Jeffrey B. Endelman, Gary N. Atlin, Yoseph Beyene, Kassa Semagn, Xuecai Zhang, Mark E. Sorrells, Jean-Luc Jannink
Crop science 2014 v.54 no.1 pp. 48-59
Hordeum vulgare, Zea mays, barley, corn, genetic improvement, genotyping, heritability, marker-assisted selection, parents, phenotypic selection, population size, prediction, progeny
Previous research on genomic selection (GS) has focused on predicting unphenotyped lines.
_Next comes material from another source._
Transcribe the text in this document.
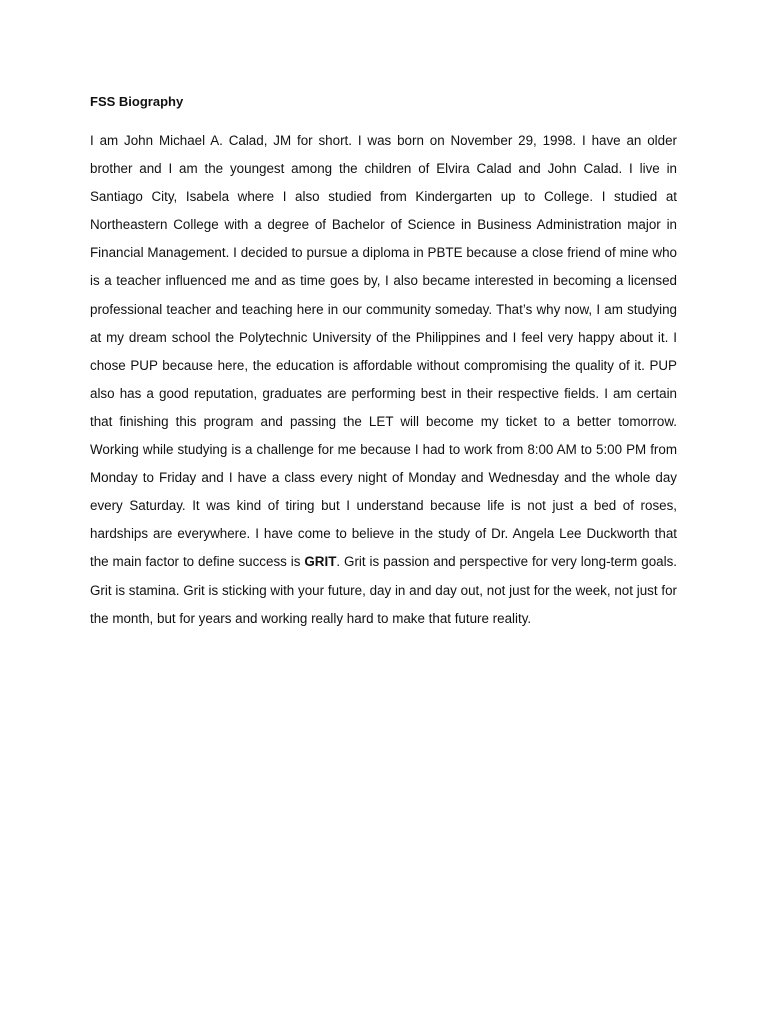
FSS Biography

I am John Michael A. Calad, JM for short. I was born on November 29, 1998. I have an older brother and I am the youngest among the children of Elvira Calad and John Calad. I live in Santiago City, Isabela where I also studied from Kindergarten up to College. I studied at Northeastern College with a degree of Bachelor of Science in Business Administration major in Financial Management. I decided to pursue a diploma in PBTE because a close friend of mine who is a teacher influenced me and as time goes by, I also became interested in becoming a licensed professional teacher and teaching here in our community someday. That’s why now, I am studying at my dream school the Polytechnic University of the Philippines and I feel very happy about it. I chose PUP because here, the education is affordable without compromising the quality of it. PUP also has a good reputation, graduates are performing best in their respective fields. I am certain that finishing this program and passing the LET will become my ticket to a better tomorrow. Working while studying is a challenge for me because I had to work from 8:00 AM to 5:00 PM from Monday to Friday and I have a class every night of Monday and Wednesday and the whole day every Saturday. It was kind of tiring but I understand because life is not just a bed of roses, hardships are everywhere. I have come to believe in the study of Dr. Angela Lee Duckworth that the main factor to define success is GRIT. Grit is passion and perspective for very long-term goals. Grit is stamina. Grit is sticking with your future, day in and day out, not just for the week, not just for the month, but for years and working really hard to make that future reality.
Genomic selection can also improve the accuracy of phenotyped lines at low heritability, e.g., in a preliminary yield trial (PYT). Our first objective was to estimate this effect within a biparental family, using multilocation yield data for barley (Hordeum vulgare L.) and maize (Zea mays L.). We found that accuracy increased with training population size and was higher with an unbalanced design spread across multiple locations than when testing all entries in one location. The latter phenomenon illustrates that when seed is limited, genome-wide markers enable broader sampling from the target population of environments. Our second objective was to explore the optimum allocation of resources at a fixed budget. When PYT selections are advanced for further testing, we propose a new metric for optimizing genetic gain: Rₘₐₓ, the expected maximum genotypic value of the selections. For budgets up to 250 yield plot equivalents per family, the optimal design did not involve genotyping more progeny than were phenotyped, even when the cost of creating and genotyping each line was only 0.25 the cost of one yield plot unit (YPU). At a genotyping cost of 0.25 YPU, GS offered up to a 5% increase in genetic gain compared with phenotypic selection. To increase genetic gains further, the training population must be expanded beyond the full-sib family under selection, using close relatives of the parents as a source of prediction accuracy.